Sejarah Bajaj di Jakarta dimulai pada era 1970-an, menandai evolusi penting dalam transportasi publik Ibu Kota. Kendaraan roda tiga berwarna oranye ini didatangkan untuk menggantikan becak yang dianggap menghambat arus lalu lintas dan tidak higienis. Bajaj, yang diproduksi di India, menawarkan solusi transportasi yang lebih cepat, lincah, dan memiliki mesin. Kehadirannya segera menarik perhatian warga Jakarta.
Pada masa awalnya, Sejarah Bajaj tidak langsung diterima tanpa perdebatan. Ada pro dan kontra mengenai keberadaan kendaraan ini. Namun, karena ukurannya yang ramping, Bajaj mampu menembus gang sempit dan daerah permukiman padat yang sulit dijangkau angkutan umum lainnya. Inilah yang membuat Bajaj dengan cepat menjadi moda transportasi alternatif yang sangat diandalkan masyarakat.
Meskipun ukurannya kecil, daya jelajah Bajaj cukup handal, didukung oleh mesin dua tak yang khas dan berisik. Suara deru mesin dan warna oranye yang mencolok menjadi identitas tak terpisahkan dari Jakarta. Sejarah Bajaj juga mencatat perannya dalam membantu mobilitas kelas pekerja yang membutuhkan tumpangan cepat dengan harga terjangkau dari stasiun atau terminal menuju rumah mereka.
Perkembangan Sejarah Bajaj berlanjut hingga awal milenium, di mana kendaraan ini mendominasi jalur-jalur non-protokol. Bajaj menjadi saksi bisu kemacetan dan dinamika urban Jakarta. Namun, seiring dengan isu polusi udara dan efisiensi bahan bakar, muncul desakan untuk meregenerasi armada. Mesin dua tak dianggap tidak lagi ramah lingkungan dan harus diganti.

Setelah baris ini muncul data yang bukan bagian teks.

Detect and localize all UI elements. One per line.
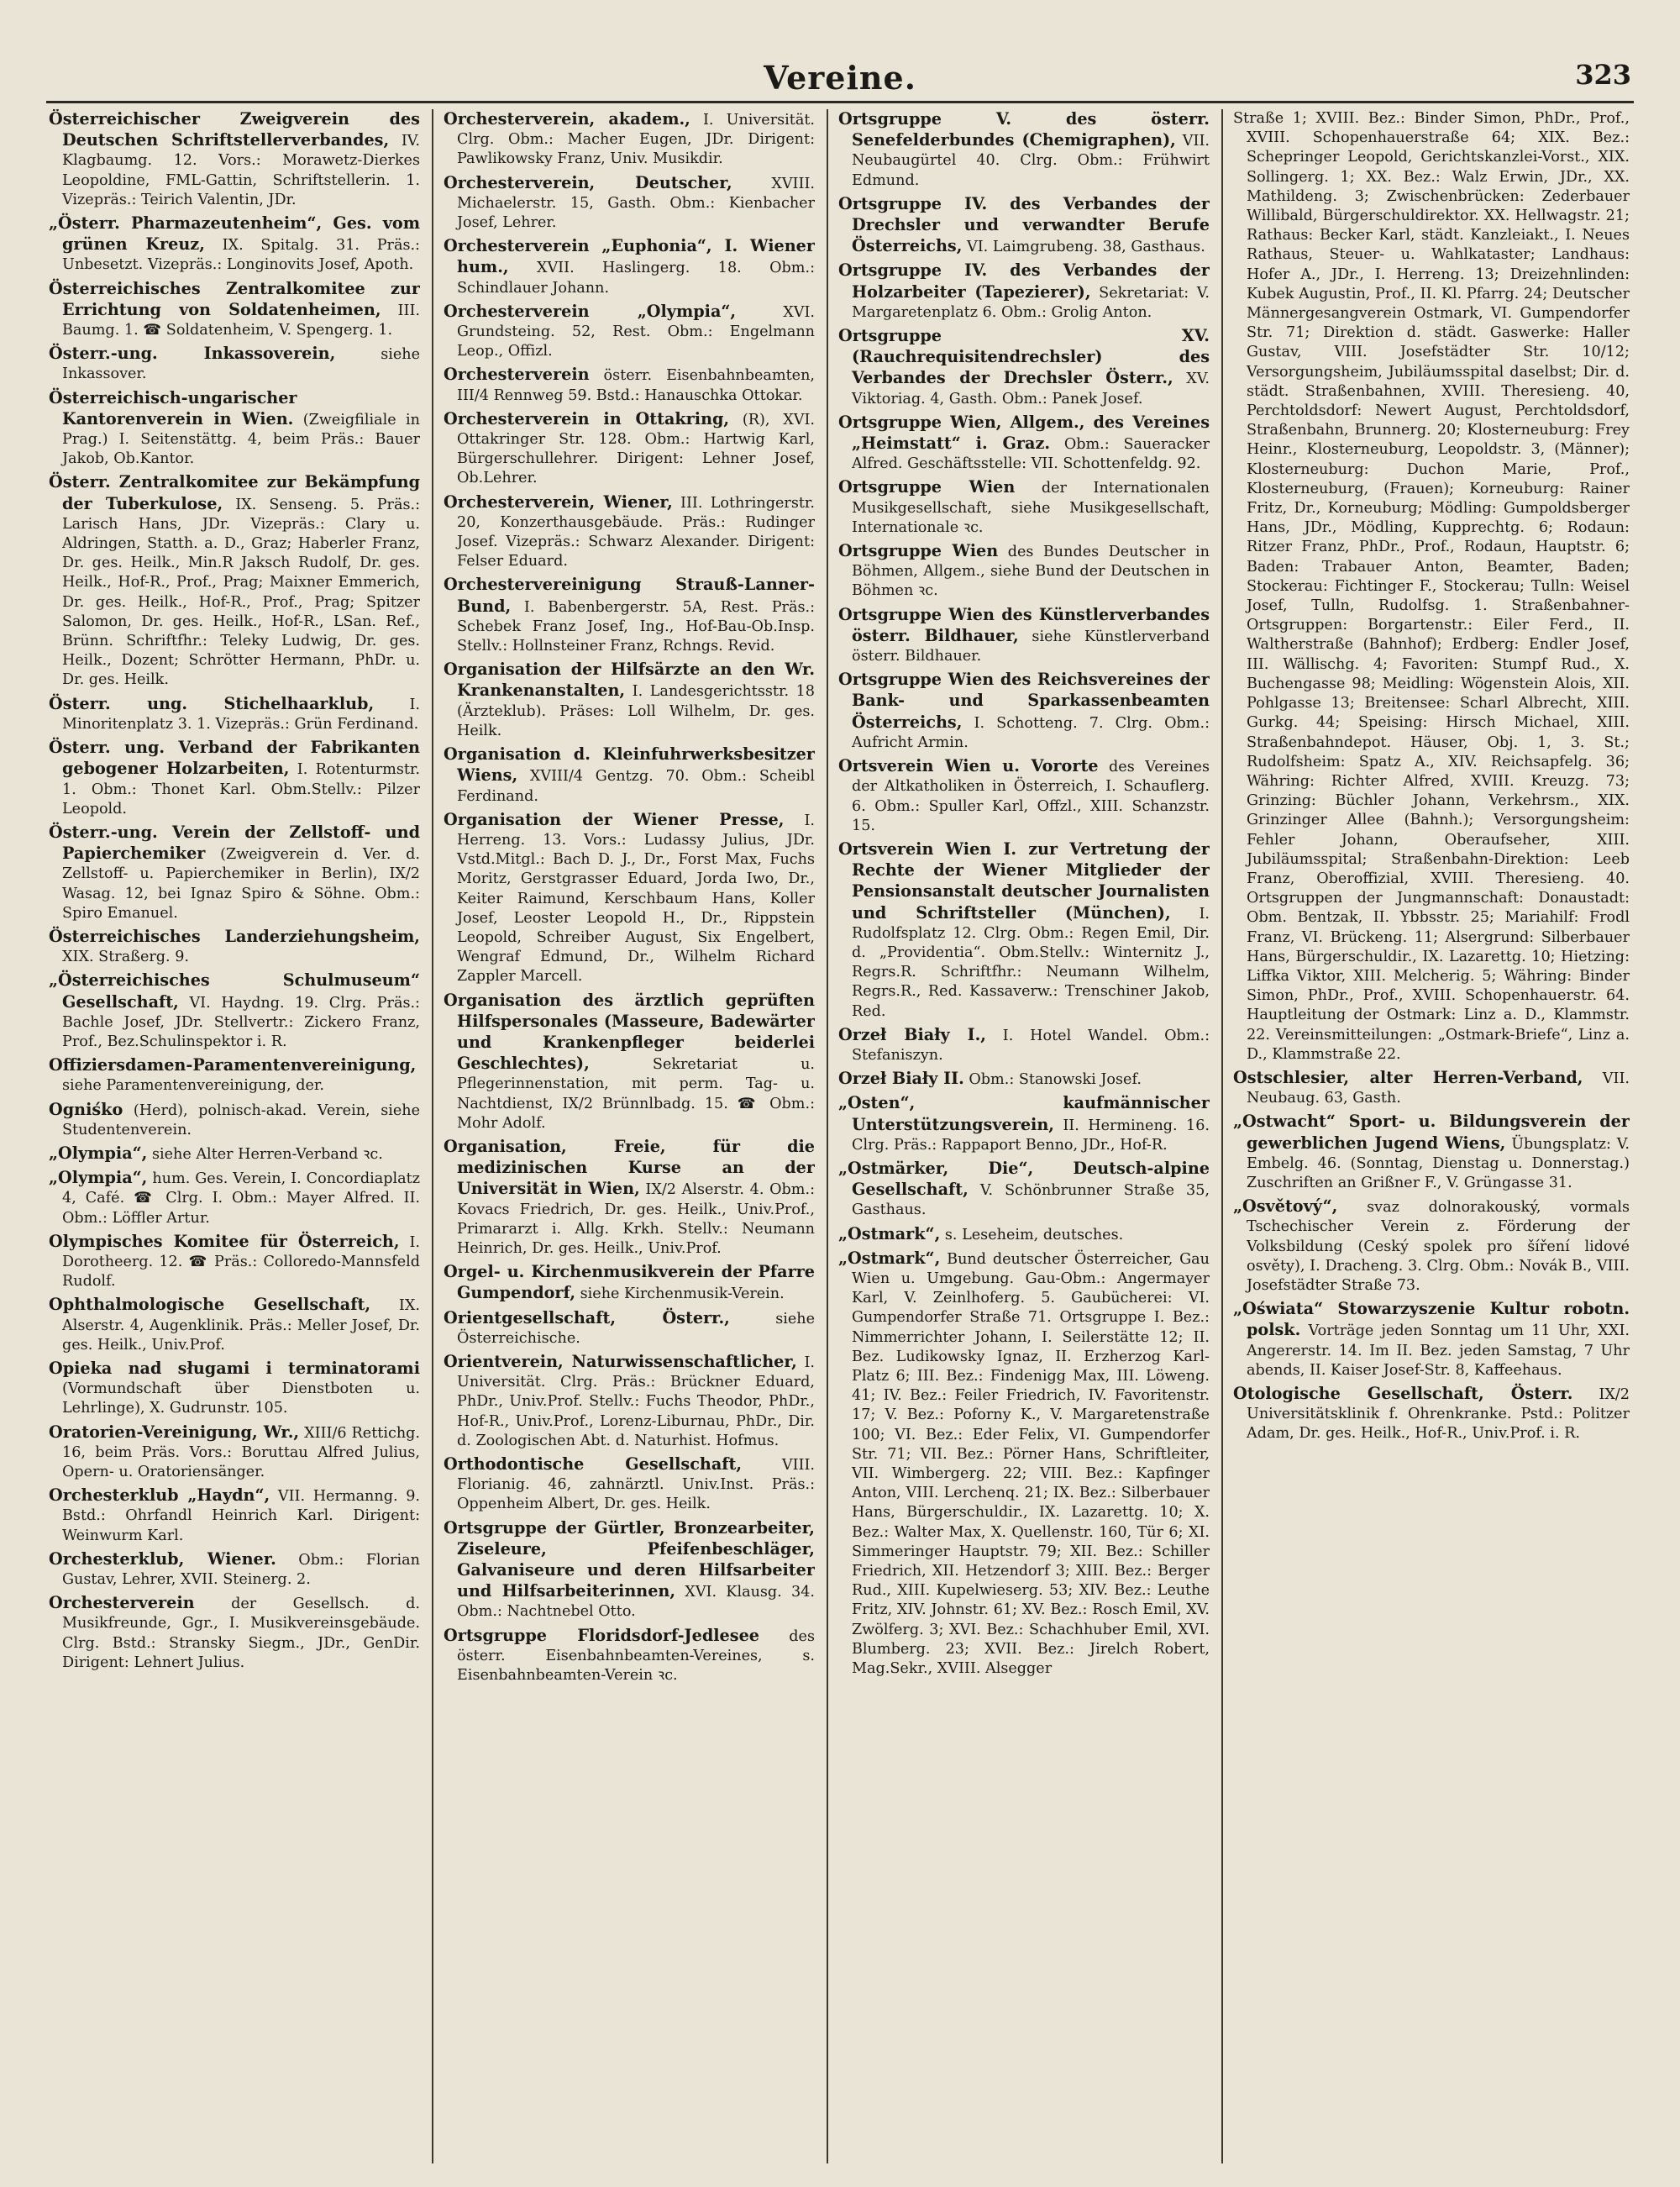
entry-heading: „Ostmark“, [838,1248,941,1268]
directory-entry [49,279,420,341]
directory-entry [444,660,815,741]
directory-entry [49,1549,420,1590]
entry-heading: Ortsgruppe Wien, Allgem., des Vereines „Heimstatt“ i. Graz. [838,412,1210,454]
entry-details: des Bundes Deutscher in Böhmen, Allgem., siehe Bund der Deutschen in Böhmen ꝛc. [852,544,1210,600]
entry-heading: Ortsgruppe IV. des Verbandes der Holzarbeiter (Tapezierer), [838,260,1210,302]
entry-heading: „Olympia“, [49,1168,148,1188]
entry-details: I. Landesgerichtsstr. 18 (Ärzteklub). Präses: Loll Wilhelm, Dr. ges. Heilk. [457,683,815,739]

Di era modern, Sejarah Bajaj memasuki babak baru dengan hadirnya Bajaj roda tiga bermesin empat tak berbahan bakar gas (BBG). Bajaj BBG yang berwarna biru ini menawarkan emisi yang lebih rendah dan lebih efisien. Meskipun keberadaan ojek online mengurangi dominasinya, Bajaj tetap bertahan sebagai angkutan feeder jarak pendek yang ikonik dan vital di Ibu Kota.
Peran penting Bajaj dalam Sejarah Bajaj transportasi Jakarta juga diakui melalui film, lagu, dan seni populer. Kendaraan ini bukan sekadar alat angkut, melainkan bagian dari memori kolektif warga kota. Ia melambangkan perjuangan, kesederhanaan, dan kecepatan hidup masyarakat perkotaan yang padat. Bajaj adalah legenda hidup di antara gedung-gedung pencakar langit.
Meskipun kini harus bersaing dengan taksi dan ojek online, Bajaj tetap memiliki keunggulan, yaitu kemampuan menembus area yang sulit diakses mobil dan tarif yang masih bisa dinegosiasikan. Ini membuat Bajaj tetap relevan, khususnya di pasar tradisional dan permukiman lama. Ia melengkapi ekosistem transportasi Ibu Kota.
Oleh karena itu, Sejarah Bajaj di Jakarta adalah kisah adaptasi dan ketahanan. Dari becak hingga ojek online, Bajaj telah membuktikan diri sebagai ikon yang tak lekang oleh waktu. Oranye dan biru, Bajaj akan selalu menjadi bagian dari identitas jalanan Jakarta yang ramai dan dinamis.